I had a big birthday this summer, but I still feel as bewildered and bedazzled as I was when I  was fifteen. I think, at least back in my day when I was cheated out of the fun of an IPad, an IPod and an IPhone, I had I huge fantasy life. That fantasy life included Ray Davies, Glenn Gould and Pierre Trudeau falling madly in love with me. Those fools.

(I still don’t own any of those IThings. but I know my son-in-law could hook me up.)

In my early twenties I saved my money — 1000 bucks, and it financed four months in Europe. London, Paris, Rome, Florence.  Viarreggio. Oh, for the romance of one’s early twenties! Yeah, I picked  up a husband over the breakfast table at the Locanda Anna in Florence.

It stabs me, I mean it stabs me to the heart to know  that without an enormous creative effort from me and huge economic luck, , I’ll never see St. Paul Covent Garden again. I’ll never see the Pyramids, Ankhor Wat (forgive the bad spelling!) and Machu Picchu, Or Venice. Or NYC.

Maybe this is a list of the possibles:

Spillsville, Iowa. Antonin Dvorak lived in Spillsville for a year and wrote “The Symphony From the New World” there. I want to smell the air he breathed. I love Dvorak, and I adore annoying my husband by saying “He’s better than Brahms!” (He is.)

Columbus, IN. Here’s the deal from Travel and Leisure:Travel + Leisure magazine said:
Designed by legendary architect Eero Saarinen, the J. Irwin & Xenia Miller House ranks alongside Frank Lloyd Wright’s Fallingwater, Ludwig Mies van der Rohe’s Farnsworth House, and Philip Johnson’s Glass House as a hallmark of Modernist design.  It was completed in 1957, but unlike those residences, it is surrounded by some of the most beautiful Modernist gardens in the United States, created by landscape architect Dan Kiley.“ 

Nauvoo, IL, the stop off point for the Mormons on the way to Salt Lake City. Freaky, but worth it.

Hannibal, MO. Mark Twain, period paragraph.

But my big North American travel dream is to get to Newfoundland, that wild and crazy place endowed with huge history, fat fish, cliffs, meadows and sea. And L’Anse Meadow, a Viking settlement whose existence has haunted my dreams since I was ten. (Of course, I’d have driven around Cape Breton Island,checked out Halifax, hopped the ferry to PEI where I’d visit Green Gables and gorge on shellfish and potatoes before I got to The Rock.)

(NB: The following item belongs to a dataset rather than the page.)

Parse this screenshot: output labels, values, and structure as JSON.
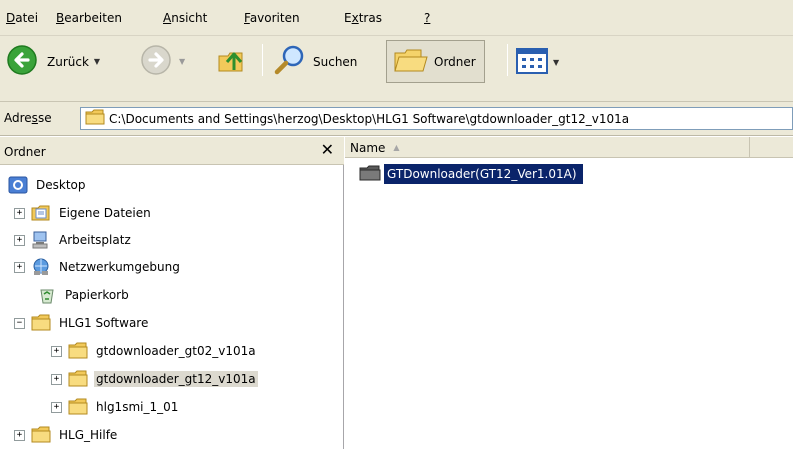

Closer to home, there are Arthur/Arcola, the Amana Colonies and the Indiana Limberlost of Gene Stratton Porter. I have a huge crush on mounds, especially if they’re in the shape of animals — do I have to go to North Dakota to see one? (Attention Dale Simpson Jr.)

I’m laughing. Seems like my trip to Newfoundland will cost as much as a trip to Rome. I want it anyway, and I want to rent some goofy SUV and go with my father,my husband, my daughter, and my son-in-law.

And please, if you have any touristic advice — chat on.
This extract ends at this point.